Pensworth Dairy has blamed the spreading coronavirus and subsequent school closures for a decline in milk sales and has outlined its plans to pay just 25 per cent of the milk price to farmers for March and April.
In a letter sent out on March 30, managing director of Pensworth, David Kent, stated while the steps were ‘extremely unwelcome’, they were ‘necessary for the business in the current crisis.’
He said: “We are in the process of arranging a substantial funding package with our bank, supported by the government loan scheme, and we are working around the clock to bring our costs in line with our sales.
“However, at this stage and without any real immediate solution from our bankers (due to timings) we have to take the following immediate action and are writing to all our suppliers to delay payments.
“Due to these unprecedented times we are not in the position to forecast the raw milk price from May 1.
"Therefore, we will update you on the May milk price w/e April 25.”
The announcement has raised cashflow concerns from farmers and their ability to pay suppliers.
Roy Townsend, a dairy farmer from Gloucestershire, told Farmers Guardian about the ‘vulnerable position’ the decision placed his business in.

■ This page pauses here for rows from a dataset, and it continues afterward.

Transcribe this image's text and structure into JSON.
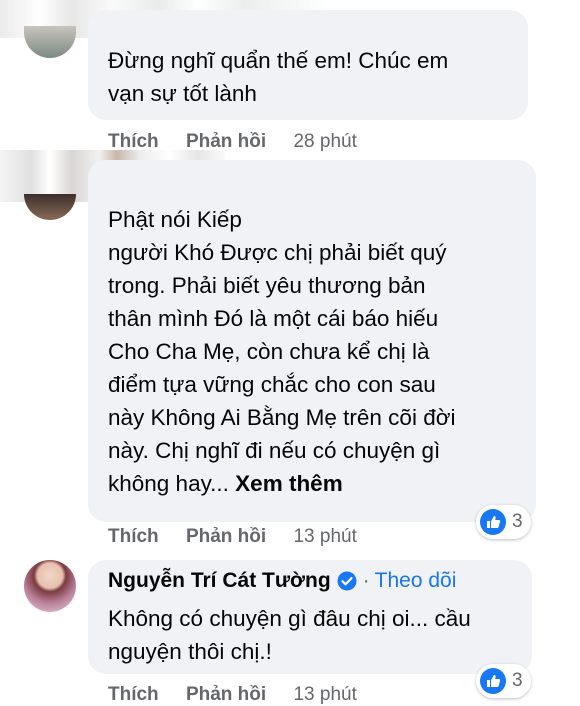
{
  "comments": [
    {
      "text": "Đừng nghĩ quẩn thế em! Chúc em\nvạn sự tốt lành",
      "like_label": "Thích",
      "reply_label": "Phản hồi",
      "time": "28 phút"
    },
    {
      "text": "Phật nói Kiếp\nngười Khó Được chị phải biết quý\ntrong. Phải biết yêu thương bản\nthân mình Đó là một cái báo hiếu\nCho Cha Mẹ, còn chưa kể chị là\nđiểm tựa vững chắc cho con sau\nnày Không Ai Bằng Mẹ trên cõi đời\nnày. Chị nghĩ đi nếu có chuyện gì\nkhông hay... ",
      "see_more": "Xem thêm",
      "like_label": "Thích",
      "reply_label": "Phản hồi",
      "time": "13 phút",
      "reaction_count": "3",
      "reaction_icon": "thumbs-up-icon"
    },
    {
      "author": "Nguyễn Trí Cát Tường",
      "verified_icon": "verified-badge-icon",
      "separator": "·",
      "follow_label": "Theo dõi",
      "text": "Không có chuyện gì đâu chị oi... cầu\nnguyện thôi chị.!",
      "like_label": "Thích",
      "reply_label": "Phản hồi",
      "time": "13 phút",
      "reaction_count": "3",
      "reaction_icon": "thumbs-up-icon"
    }
  ],
  "colors": {
    "bubble": "#f0f2f5",
    "accent": "#1877f2",
    "meta_text": "#65676b"
  }
}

He said: “I love milking cows but I cannot get an aligned contract so have no alternative than to accept liquid milk prices.
“You have to laugh at the irony of the situation, with Pensworth placing increasing pressure on producers to sign up to Compassion in World Farming standards.
"But where is the compassion if farmers cannot afford to feed their cows due to delayed payments from the company?
“All dairy farmers are asking for is a reasonable price for their produce.”
The announcement follows similar moves from Freshways to negate the impact of Covid-19 on the processors.
Yet Muller has recorded an increase in demand, and raised it prices accordingly which has called into question the fairness of supply chains and processor contracts.
First Milk has announced it is holding its member milk price for May 2020, which will be 26.75ppl for a liquid standard litre and 27.63ppl on a manufacturing standard litre, both including their member premium.
Commenting on the announcement, Jim Baird, farmer director and vice-chairman, said: “The current situation is uncertain, as no-one can predict what the overall impact of COVID-19 will be on society at large, or on milk prices.
"International dairy commodity markets have weakened, and the food service sector is shutdown, yet most of our customers are focused on retail markets, which are seeing strong demand due to concerns over food availability.
"Throughout our supply chain – from farmer members to hauliers and First Milk colleagues – everyone is working tirelessly in difficult circumstances to play our part in feeding the nation and I want to thank everyone involved for all their support.”
“We are well-placed and will continue to do all we can to minimise the risk to future returns for our members in these challenging times.”